4) Use that Spacewalk server to automatically (without touching it) install a new pair of OS instances, with which you will then create a Master/Master pair of LDAP servers. Make sure they register with the Spacewalk server. Do not allow anonymous bind, do not use unencrypted LDAP.

5) Reconfigure all 3 servers to use LDAP authentication.

konfucjusz

6) Create two new VMs, again unattendedly, which will then be Postgresql VMs. Use pgpool-II to set up master/master replication between them. Export the database from your Spacewalk server and import it into the new pgsql cluster. Reconfigure your Spacewalk instance to run off of that server.

7) Set up a Puppet Master. Plug it into the Spacewalk server for identifying the inventory it will need to work with. (Cheat and use ansible for deployment purposes, again plugging into the Spacewalk server.)

8) Deploy another VM. Install iscsitgt and nfs-kernel-server on it. Export a LUN and an NFS share.

9) Deploy another VM. Install bakula on it, using the postgresql cluster to store its database. Register each machine on it, storing to flatfile. Store the bakula VM’s image on the iscsi LUN, and every other machine on the NFS share.

10) Deploy two more VMs. These will have httpd (Apache2) on them. Leave essentially default for now.

11) Deploy two more VMs. These will have tomcat on them. Use JBoss Cache to replicate the session caches between them. Use the httpd servers as the frontends for this. The application you will run is JBoss Wiki.

12) You guessed right, deploy another VM. This will do iptables-based NAT/round-robin loadbalancing between the two httpd servers.

13) Deploy another VM. On this VM, install postfix. Set it up to use a gmail account to allow you to have it send emails, and receive messages only from your internal network.

14) Deploy another VM. On this VM, set up a Nagios server. Have it use snmp to monitor the communication state of every relevant service involved above. This means doing a “is the right port open” check, and a “I got the right kind of response” check and “We still have filesystem space free” check.

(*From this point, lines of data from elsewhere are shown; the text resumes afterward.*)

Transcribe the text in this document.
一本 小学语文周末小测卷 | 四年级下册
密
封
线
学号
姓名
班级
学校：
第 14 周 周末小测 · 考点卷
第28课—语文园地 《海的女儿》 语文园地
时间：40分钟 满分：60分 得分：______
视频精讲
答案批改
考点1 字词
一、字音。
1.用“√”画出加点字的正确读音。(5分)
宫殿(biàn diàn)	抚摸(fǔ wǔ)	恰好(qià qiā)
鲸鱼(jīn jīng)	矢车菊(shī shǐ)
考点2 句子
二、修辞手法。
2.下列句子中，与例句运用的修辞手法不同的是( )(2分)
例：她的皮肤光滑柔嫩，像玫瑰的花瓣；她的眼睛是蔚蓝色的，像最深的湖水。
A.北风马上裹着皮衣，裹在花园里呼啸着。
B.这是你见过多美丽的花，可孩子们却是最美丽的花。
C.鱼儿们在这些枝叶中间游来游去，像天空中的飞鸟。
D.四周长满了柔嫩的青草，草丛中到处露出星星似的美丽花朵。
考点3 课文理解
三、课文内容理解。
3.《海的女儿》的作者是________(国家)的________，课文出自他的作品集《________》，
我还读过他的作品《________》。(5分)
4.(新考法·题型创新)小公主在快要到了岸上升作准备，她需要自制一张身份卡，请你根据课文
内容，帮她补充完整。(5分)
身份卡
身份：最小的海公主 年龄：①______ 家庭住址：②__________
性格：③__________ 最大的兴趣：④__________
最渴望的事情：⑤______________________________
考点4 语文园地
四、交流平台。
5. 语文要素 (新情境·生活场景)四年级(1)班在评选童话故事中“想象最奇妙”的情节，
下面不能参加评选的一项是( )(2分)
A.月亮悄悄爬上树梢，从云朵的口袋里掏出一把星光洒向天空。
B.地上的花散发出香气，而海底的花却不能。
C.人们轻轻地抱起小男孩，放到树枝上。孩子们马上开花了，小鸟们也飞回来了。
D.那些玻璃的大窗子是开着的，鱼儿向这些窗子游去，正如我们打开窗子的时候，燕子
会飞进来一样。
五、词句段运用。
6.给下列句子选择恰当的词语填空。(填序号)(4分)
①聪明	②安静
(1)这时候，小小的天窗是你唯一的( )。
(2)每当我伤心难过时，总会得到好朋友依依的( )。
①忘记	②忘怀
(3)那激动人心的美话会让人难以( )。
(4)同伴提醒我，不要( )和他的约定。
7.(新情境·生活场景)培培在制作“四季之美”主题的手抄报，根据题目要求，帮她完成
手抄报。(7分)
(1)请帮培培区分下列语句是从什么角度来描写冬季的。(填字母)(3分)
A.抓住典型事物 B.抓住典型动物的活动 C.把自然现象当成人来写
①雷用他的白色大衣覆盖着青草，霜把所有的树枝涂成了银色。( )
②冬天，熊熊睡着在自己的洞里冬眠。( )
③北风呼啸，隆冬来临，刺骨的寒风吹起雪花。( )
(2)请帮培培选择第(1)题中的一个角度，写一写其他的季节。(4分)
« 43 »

15) Deploy another VM. On this VM, set up a syslog daemon to listen to every other server’s input. Reconfigure each other server to send their logging output to various files on the syslog server. (For extra credit, set up logstash or kibana or greylog to parse those logs.)

16) Document every last step you did in getting to this point in your brand new Wiki.

17) Now go back and create Puppet Manifests to ensure that every last one of these machines is authenticating to the LDAP servers, registered to the Spacewalk server, and backed up by the bakula server.

18) Now go back, reference your documents, and set up a Puppet Razor profile that hooks into each of these things to allow you to recreate, from scratch, each individual server.

19) Destroy every secondary machine you’ve created and use the above profile to recreate them, joining them to the clusters as needed.

20) Bonus exercise: create three more VMs. A CentOS 5, 6, and 7 machine. On each of these machines, set them up to allow you to create custom RPMs and import them into the Spacewalk server instance. Ensure your Puppet configurations work for all three and produce like-for-like behaviors.

Do these things and you will be fully exposed to every aspect of Linux Enterprise systems administration. Do them well and you will have the technical expertise required to seek “Senior” roles. If you go whole-hog crash-course full-time it with no other means of income, I would expect it would take between 3 and 6 months to go from “I think I’m good with computers” to achieving all of these — assuming you’re not afraid of IRC and google (and have neither friends nor family …).